DOÑA ALEJA
En cuanto el invierno liaba sus
bártulos anunciando que definitivamente se ausentaba por unos meses, tocaba a
la puerta de la casa doña Aleja, provista de varias varas de membrillo y un
larguísimo otate. Iba acompañada de Remedios, un hombre alto, enjuto, tocado
con un sombrero de paja y vestido con un overol de mezclilla; en el cuello, un
paliacate rojo.
Era doña Aleja una mujer menuda,
de edad incierta, de rostro moreno obscuro con algunas cicatrices de una
viruela mal cuidada y en el que sobresalían dos ojillos rasgados. Peinaba los
cabellos canos hacia atrás, en un severo chongo que sujetaba con una peineta.
Sus delgados labios se mantenían apretados con fuerza, como si temiera que se
les escaparan las palabras. Saludaba con cortesía; sin embargo, rara vez la oí
decir un vocablo innecesario. Vestía una falda larga de algodón estampado en
blanco y negro, al estilo de lo que antes se denominaba “medio luto”.
Completaba su atuendo con una blusa blanca o gris y un rebozo también gris. Su
aspecto frágil no denotaba la energía que desplegaba en su trabajo.
Remedios ayudaba a doña Aleja a
instalar la máquina de coser en el patio. Y ¡manos a la obra! En un santiamén destripaban
almohadas y colchonetas (a veces, también colchones), apilaban la lana en el
centro del patio y Remedios la vareaba para esponjarla de nuevo y deshacer
nudos y bolas. Doña Aleja lavaba y recosía los forros que, ya listos, rellenaba
con la lana espumosa, como recién obtenida de la trasquila. Luego, con el
otate, Remedios limpiaba el polvo acumulado en paredes y techos por el poderoso
viento invernal. Así transcurrían muchos días, trabajando duro y en silencio.
Concluida la tarea, doña Aleja y Remedios, cual el invierno, desaparecían.
Doña Aleja desempeñaba múltiples
oficios. Colaboraba en la cocina cuando había una gran celebración. Llegado el
verano, con entusiasmo pelaba, descorazonaba y sancochaba los membrillos que
harían las delicias de la familia durante un año y de los niños,
particularmente, si a media tarde se les daba un pan de agua relleno de cajeta
para mitigar el hambre. Esta vez el patio recibía a un fuerte brasero capaz de
soportar un enorme cazo. Doña Aleja agitaba con energía las largas palas de
madera esquivando las salpicaduras de la pasta y las dolorosas quemaduras.
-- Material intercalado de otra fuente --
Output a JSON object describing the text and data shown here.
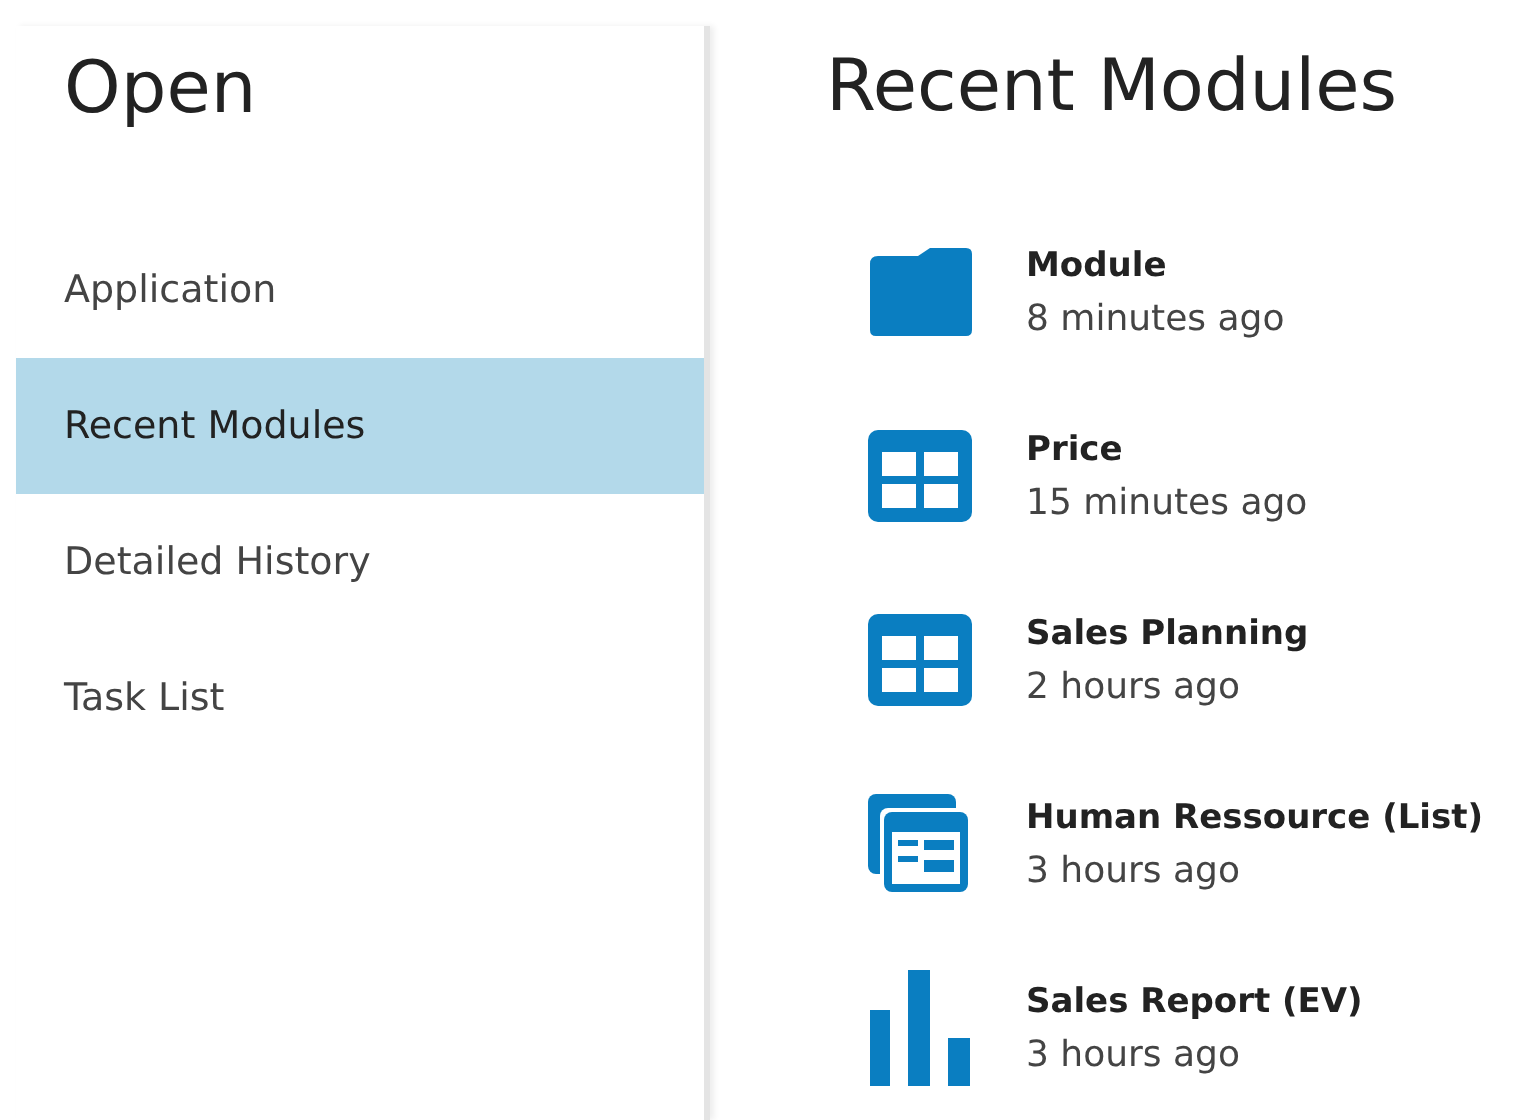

Otra función de doña Aleja
consistía en servir de partera en los días cuando las mujeres se las arreglaban
solas para traer hijos al mundo. Me parece atisbar su figura atareada con ollas
de agua hirviendo y trapos limpios, siempre pronta, diligente y en silencio.
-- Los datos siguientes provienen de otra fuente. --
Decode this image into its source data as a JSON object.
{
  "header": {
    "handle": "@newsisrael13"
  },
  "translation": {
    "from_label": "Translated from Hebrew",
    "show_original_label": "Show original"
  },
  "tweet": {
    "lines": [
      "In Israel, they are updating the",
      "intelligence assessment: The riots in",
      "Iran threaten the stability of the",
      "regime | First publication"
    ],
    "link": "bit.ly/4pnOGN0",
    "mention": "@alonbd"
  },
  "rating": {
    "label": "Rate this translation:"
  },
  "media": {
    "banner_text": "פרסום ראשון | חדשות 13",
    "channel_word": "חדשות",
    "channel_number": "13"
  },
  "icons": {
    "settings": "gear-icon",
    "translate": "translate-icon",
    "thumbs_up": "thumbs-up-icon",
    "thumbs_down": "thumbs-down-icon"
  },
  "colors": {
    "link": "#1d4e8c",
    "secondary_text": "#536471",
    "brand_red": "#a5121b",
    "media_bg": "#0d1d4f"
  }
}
Años más tarde, la casa y el gran
patio, escenario de fragorosos juegos infantiles y donde las tradiciones
familiares se repetían sin cambio, dejaron de ser nuestros. Atrás quedó el
ritual del vareado de la lana; colchonetas y almohadas se fabricaban con otros
materiales. Se hablaba de ello o de la elaboración de cajetas y jaleas si se
tenía el ánimo de recordar tiempos y costumbres de otras épocas y de rescatar
su sentido. No obstante, todavía hoy creo escuchar el silbido del aire al ser cortado
por la vara que esgrimía Remedios.
Publicado originalmente en mi libro Perfiles al viento (2000).